Knoxville mansion, Villa Collina, ready to be demolished following auction

Knoxville’s Largest and Strangest Residence will be demolished in April.

Sharon Bailey, a broker and representative of the owners of Villa Collina, said the property will be divided into three lots for three houses.

The public had one last chance to take a peek inside the sprawling mansion at an auction on December 16.

“The auctions have exceeded expectations,” Bailey, owner of Realty Executives Associates’ Ebenezer office, told Knox News. “We were somewhat shocked at the demand for a lot of these products. Buying panels, dressers and lighting systems – it was quite shocking but very interesting.

“I think it was a win-win. Forty thousand square feet is big enough for any family.”

The Italian-style mansion is made up of 86 rooms, including eight bedrooms, a three-story library, a home theater, and a $ 5 million master suite, according to the website of Villa Collina.

An earlier auction, held online on December 4, featured a wide variety of luxury items, from a secret mechanical office to Sherle Wagner bathroom accessories.

Villa Collina:Secret office and slot machine among the items auctioned before demotion

Here is an overview of the journey of Villa Collina, from construction to demolition in progress.

A brief timeline leading up to demolition

The outdoor patio of Villa Collina ahead of an upcoming auction of its items in Knoxville, Tennessee on Wednesday, November 24, 2021. The 40,000 square foot mansion along the Tennessee River is being demolished and divided into three lots to build three houses.
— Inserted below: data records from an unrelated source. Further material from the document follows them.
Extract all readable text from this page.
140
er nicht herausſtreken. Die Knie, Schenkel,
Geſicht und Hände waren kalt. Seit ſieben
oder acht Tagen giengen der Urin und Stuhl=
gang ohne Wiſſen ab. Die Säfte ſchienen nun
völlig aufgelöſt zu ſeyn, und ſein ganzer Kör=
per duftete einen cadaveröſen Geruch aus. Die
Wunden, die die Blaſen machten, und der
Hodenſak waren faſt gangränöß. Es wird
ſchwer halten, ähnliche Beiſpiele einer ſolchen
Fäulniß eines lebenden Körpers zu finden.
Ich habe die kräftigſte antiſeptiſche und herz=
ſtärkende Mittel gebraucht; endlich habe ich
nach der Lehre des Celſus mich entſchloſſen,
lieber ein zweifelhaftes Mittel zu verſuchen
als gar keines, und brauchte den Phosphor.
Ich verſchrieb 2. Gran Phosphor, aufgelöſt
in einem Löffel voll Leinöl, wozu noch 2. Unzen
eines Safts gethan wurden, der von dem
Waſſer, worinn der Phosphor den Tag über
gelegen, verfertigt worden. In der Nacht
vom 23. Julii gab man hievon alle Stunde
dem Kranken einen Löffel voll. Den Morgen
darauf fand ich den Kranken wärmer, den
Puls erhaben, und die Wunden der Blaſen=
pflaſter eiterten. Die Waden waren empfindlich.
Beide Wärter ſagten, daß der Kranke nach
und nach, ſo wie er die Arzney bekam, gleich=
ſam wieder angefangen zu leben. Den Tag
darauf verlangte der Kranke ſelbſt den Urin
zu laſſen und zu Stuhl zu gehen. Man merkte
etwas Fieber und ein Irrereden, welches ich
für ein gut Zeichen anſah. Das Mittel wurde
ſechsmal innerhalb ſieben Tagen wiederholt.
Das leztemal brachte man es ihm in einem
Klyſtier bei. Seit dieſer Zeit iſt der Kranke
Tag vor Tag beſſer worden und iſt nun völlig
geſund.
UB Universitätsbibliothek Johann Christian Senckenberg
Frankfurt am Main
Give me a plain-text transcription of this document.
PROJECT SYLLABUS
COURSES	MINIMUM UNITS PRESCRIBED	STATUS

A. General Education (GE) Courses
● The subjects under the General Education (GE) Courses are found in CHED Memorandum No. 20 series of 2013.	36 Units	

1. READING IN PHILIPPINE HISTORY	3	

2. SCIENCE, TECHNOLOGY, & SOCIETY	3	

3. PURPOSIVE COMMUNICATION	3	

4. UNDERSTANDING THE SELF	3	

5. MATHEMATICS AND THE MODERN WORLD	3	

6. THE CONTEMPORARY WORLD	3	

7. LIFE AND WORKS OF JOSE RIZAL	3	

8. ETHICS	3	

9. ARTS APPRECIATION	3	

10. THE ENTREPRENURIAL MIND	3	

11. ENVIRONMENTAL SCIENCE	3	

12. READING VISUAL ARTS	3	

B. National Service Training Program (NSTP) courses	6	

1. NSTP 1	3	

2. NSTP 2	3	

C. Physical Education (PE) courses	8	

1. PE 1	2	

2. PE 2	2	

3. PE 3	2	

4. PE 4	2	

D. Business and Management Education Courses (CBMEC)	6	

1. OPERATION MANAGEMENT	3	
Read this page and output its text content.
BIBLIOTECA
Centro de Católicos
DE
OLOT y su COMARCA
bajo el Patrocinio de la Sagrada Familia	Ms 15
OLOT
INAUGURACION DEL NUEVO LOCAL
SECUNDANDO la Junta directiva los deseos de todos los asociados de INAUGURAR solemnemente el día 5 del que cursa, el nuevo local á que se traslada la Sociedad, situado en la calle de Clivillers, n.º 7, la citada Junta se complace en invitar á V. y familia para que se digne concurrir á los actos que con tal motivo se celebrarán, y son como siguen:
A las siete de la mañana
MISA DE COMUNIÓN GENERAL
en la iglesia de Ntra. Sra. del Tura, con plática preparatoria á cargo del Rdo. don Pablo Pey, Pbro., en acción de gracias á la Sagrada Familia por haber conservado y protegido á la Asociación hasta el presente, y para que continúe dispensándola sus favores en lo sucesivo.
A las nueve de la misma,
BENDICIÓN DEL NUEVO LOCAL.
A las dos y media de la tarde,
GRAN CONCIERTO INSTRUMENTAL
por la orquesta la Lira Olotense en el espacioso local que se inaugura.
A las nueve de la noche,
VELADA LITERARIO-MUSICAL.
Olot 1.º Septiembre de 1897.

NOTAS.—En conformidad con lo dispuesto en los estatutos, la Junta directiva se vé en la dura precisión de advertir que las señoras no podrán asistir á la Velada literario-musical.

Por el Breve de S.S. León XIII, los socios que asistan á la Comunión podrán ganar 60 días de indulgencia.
1990s and 2000s: Villa Collina is being built in stages at 5628 Lyons View Pike by Mike and Deane Conley. The Conleys were previously owned by heavy equipment company Regal Corp.

2011: Scott Boruff buys the property and its furnishings for $ 9.5 million. Boruff is the former CEO of Miller Energy Resources.

2016: Eric Barton buys the property for $ 6.375 million at auction. Barton later invested around $ 3.1 million in the property, including new LED lights, HVAC systems, water heater timers and windows with automatic shades.

2020: LLC Resolution Systems buys the mansion for $ 11 million.

November 2021: Former Mayor of Knoxville Victor ashe writes in his Knox News column that the three lots will house the chairman of the board of directors of UT, John Compton, Jimmy and Dee Haslam, and David and Annie Colquitt.

December 2021: Two auctions take place sell furniture and fittings throughout the mansion and property.

January 2022: The property’s water and electricity will be shut off by the end of the month before the auctioned items are removed, Bailey told Knox News.

April 2022: The authorized demolition is expected to take place, Bailey said.